I had never seen anyone as old as Sally Simpson. She couldn’t tell me how old she was. She couldn’t speak. She was confined to her bed in a dreary nursing home, steeped in the stench of urine and stale institutional food.
was a young teenager, a volunteer in a nursing home run by Catholic nuns. On my
first visit to the Sacred Heart Home, one of the nuns assigned me to Sally
Simpson, to bathe her and comb her hair. Sally was immobile; she just lay in her
bed, little more than a skeleton. Her skin was dry and ashen, loosely hanging
from her gnarled bones. And she was covered with bedsores. The nun quickly
showed me how to bathe Sally and left me alone with her.
Fifty years later I
can recall details about Sally's body, how her breasts were nearly non-existent,
how her pubic hair had turned white, how I twisted her few strands of long
white hair into a knot at the nape of her neck. Nearly afraid to touch her,
afraid of her fragility, I carefully washed her, redressed her, and tucked her
back into her bed. It was a strange intimacy with an ancient woman I didn't even know.
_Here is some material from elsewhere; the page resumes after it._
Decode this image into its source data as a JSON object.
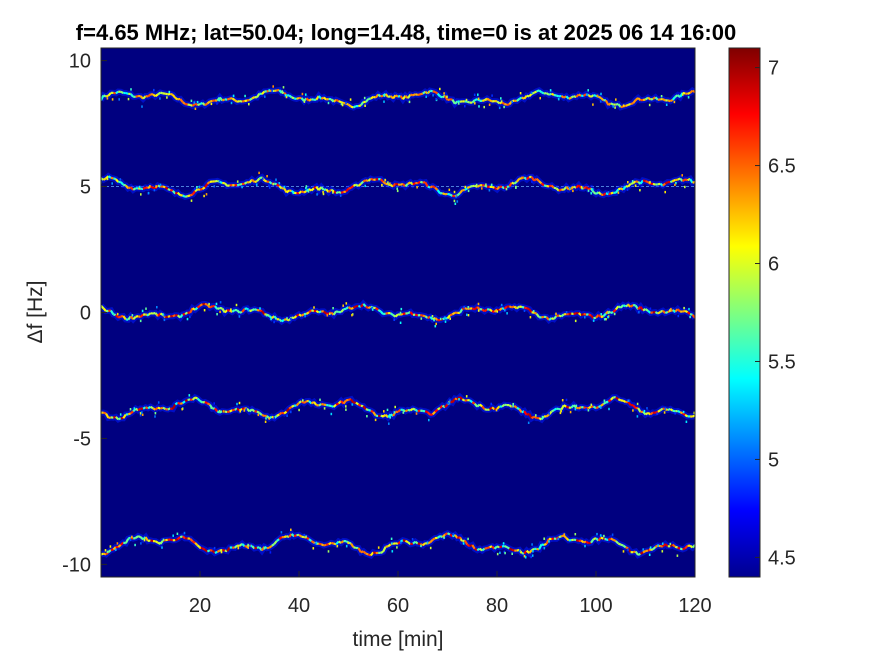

And I have no idea if she was even aware of my presence.
For all these years I have been haunted by the only facts I
knew about Sally Simpson—that she had never married and that she had been a
nurse. Her aloneness was stark. A woman who had spent her life caring for
others was lying in a bed in a dreary nursing home, covered with sores of
neglect, unable to communicate.
When I went back to the nursing home one week
later for my volunteer work, I learned that Sally had died not long after my visit the previous week. At the time I was
shocked and saddened, horrified to think she died so soon after I cared for her. But now, fifty years later, I have a different perspective.
I am relieved that she died then, and I am comforted knowing that she was clean
and her hair was tied in a knot at the nape of her neck.